12h. Je prépare mon repas du midi la veille ou le matin même. J’essaye de confectionner un plat complet. Par exemple, une salade tomate-concombre-fenouil, pour accompagner un poisson ou une viande. L’assaisonnement est simple : citron, huile d’olive ou huile de pépins de raisin, sel, poivre, persil. J’aime aussi ajouter des canneberges. Pour ne pas avoir faim dans l’après-midi, j’ajoute à tout cela des brocolis ou encore des féculents ou légumineuses : patates douces, haricots rouges ou blancs, petits pois, pois chiche. Si je travaille à l’extérieur, je prends ma gamelle avec moi.

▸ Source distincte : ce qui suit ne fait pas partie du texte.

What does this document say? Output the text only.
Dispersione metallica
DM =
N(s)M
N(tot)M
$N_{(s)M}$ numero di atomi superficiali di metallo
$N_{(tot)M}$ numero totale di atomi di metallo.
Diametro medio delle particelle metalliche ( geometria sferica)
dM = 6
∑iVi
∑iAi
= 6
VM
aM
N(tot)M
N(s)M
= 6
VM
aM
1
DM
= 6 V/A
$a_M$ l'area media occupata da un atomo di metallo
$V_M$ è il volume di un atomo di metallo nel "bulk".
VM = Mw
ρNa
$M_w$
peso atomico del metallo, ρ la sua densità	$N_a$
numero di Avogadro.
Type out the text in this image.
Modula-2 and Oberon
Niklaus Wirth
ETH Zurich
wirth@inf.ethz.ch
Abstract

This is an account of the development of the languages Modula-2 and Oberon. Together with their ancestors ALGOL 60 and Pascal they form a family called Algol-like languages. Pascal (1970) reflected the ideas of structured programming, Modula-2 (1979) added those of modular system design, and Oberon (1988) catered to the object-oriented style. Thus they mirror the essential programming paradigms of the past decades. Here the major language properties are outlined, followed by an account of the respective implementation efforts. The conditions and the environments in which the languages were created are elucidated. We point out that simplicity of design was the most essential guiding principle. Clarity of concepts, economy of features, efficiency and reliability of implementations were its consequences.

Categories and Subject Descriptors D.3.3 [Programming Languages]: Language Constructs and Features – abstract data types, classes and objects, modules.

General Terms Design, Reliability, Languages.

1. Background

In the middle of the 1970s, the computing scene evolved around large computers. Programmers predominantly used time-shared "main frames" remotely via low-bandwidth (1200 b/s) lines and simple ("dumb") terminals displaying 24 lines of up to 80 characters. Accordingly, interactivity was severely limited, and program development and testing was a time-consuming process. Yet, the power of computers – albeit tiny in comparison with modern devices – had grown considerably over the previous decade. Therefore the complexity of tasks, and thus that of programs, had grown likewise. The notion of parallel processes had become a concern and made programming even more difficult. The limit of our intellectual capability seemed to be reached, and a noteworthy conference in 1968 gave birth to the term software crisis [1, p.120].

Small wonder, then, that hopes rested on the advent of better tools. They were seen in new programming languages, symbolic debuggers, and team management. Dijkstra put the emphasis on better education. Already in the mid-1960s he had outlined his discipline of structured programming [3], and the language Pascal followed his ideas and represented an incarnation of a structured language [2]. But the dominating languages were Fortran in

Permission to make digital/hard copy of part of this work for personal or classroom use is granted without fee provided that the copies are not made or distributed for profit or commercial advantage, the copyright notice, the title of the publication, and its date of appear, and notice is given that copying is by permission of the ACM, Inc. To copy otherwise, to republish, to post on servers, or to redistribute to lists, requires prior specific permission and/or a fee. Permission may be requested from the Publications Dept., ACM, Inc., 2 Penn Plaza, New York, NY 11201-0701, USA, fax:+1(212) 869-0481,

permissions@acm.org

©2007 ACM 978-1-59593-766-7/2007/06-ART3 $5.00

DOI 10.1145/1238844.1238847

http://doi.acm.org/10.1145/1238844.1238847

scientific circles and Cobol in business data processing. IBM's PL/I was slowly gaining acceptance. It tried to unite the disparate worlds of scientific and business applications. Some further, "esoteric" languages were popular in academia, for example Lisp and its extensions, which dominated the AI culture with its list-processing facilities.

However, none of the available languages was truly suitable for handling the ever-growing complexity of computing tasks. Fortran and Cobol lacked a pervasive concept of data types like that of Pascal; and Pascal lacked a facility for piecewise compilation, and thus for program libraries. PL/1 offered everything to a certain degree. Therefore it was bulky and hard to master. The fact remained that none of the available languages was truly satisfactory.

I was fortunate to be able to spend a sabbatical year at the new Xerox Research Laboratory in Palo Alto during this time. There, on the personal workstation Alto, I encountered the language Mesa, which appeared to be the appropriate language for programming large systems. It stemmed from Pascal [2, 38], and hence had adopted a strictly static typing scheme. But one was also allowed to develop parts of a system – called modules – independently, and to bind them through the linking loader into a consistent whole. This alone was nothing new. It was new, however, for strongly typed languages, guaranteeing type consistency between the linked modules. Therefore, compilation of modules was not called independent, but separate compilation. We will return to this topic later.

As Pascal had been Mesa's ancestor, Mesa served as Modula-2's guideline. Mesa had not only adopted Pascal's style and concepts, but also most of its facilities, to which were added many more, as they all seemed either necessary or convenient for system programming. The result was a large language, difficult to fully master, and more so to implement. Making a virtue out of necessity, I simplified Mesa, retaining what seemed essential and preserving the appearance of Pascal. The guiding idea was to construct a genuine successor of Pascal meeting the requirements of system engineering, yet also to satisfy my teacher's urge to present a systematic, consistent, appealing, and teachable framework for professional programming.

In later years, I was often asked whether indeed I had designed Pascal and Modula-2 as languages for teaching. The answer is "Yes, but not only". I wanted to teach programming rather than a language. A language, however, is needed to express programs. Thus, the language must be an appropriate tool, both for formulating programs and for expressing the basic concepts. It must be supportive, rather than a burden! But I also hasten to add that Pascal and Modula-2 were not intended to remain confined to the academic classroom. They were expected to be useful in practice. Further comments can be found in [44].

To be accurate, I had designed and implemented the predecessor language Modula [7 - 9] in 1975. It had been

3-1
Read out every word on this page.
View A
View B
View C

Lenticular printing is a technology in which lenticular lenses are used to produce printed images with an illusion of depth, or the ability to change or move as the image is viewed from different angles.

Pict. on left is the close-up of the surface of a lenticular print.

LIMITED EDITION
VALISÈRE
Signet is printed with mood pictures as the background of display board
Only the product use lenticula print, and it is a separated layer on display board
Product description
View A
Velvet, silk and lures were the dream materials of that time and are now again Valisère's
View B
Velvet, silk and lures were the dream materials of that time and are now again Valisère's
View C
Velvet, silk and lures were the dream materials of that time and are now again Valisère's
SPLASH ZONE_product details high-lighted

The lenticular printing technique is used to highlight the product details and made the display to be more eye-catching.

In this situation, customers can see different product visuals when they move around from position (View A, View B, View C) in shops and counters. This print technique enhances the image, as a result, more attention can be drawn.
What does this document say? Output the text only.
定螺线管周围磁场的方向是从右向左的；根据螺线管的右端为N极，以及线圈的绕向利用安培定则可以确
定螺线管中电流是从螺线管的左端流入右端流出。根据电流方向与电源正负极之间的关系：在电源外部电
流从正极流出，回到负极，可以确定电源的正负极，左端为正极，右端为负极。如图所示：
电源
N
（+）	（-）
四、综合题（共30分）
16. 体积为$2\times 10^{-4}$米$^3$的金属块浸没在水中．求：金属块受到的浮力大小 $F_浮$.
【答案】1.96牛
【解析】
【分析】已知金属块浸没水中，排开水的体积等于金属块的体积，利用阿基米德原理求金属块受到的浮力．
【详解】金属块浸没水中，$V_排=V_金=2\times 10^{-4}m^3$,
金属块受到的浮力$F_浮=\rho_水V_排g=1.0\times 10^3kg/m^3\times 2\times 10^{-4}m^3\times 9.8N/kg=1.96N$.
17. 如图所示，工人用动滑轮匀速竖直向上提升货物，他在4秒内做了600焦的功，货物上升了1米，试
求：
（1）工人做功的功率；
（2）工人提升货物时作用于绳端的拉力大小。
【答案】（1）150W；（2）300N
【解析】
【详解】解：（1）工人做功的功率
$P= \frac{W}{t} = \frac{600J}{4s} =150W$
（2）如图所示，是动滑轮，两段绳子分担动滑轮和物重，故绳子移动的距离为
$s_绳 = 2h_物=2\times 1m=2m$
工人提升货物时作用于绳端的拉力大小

Puis j’en ai eu marre de me priver. Et durant 5 ans, j’ai repris une alimentation « avec gluten ». Les gens ne se rendent pas compte combien il est difficile de se priver sans cesse et parfois de se sentir différente. Souffrir de la maladie coeliaque, c’est une bataille au quotidien. Mais ces 5 années d’écart ont eu de graves répercussions sur ma santé, j’étais en carence, j’ai eu de l’ostéoporose et je peux même dire que cela m’a rendue dépressive. J’ai donc repris un régime sans gluten et j’ai affiné des recettes afin de me réconcilier avec cette alimentation faite de privations.

16h. Je ne prends pas toujours un goûter, mais j’ai toujours dans mon sac des cracottes au sarrasin, une pomme ou des clémentines, pour parer à une faim éventuelle. Et aussi de l’eau, car je bois beaucoup tout au long de la journée.

20h. Le soir, sans manger beaucoup, je mange bien, surtout si j’ai beaucoup marché dans la journée. Et généralement je ne dîne pas après 20h, pour avoir le temps de digérer un peu avant d’aller me coucher. En bas de chez moi, il y a une rôtisserie où le poulet est rôti simplement avec des herbes, sans autre ajout. Je vais y acheter une cuisse de poulet, que je mange avec une salade tomates-betteraves-fenouil (c’est le début du printemps, je me rue donc sur les tomates). Le soir, je continue à boire beaucoup, notamment des tisanes.

Mon pain préféré à Paris…

Pour un en-cas… J’aime avoir chez moi de quoi faire un sandwich à la va-vite. J’achète donc du pain Genius (http://www.geniusglutenfree.com) idéal pour faire des sandwiches, j’en suis dingue ! Sinon, j’achète mon pain chez Noglu (http://www.noglu.fr/).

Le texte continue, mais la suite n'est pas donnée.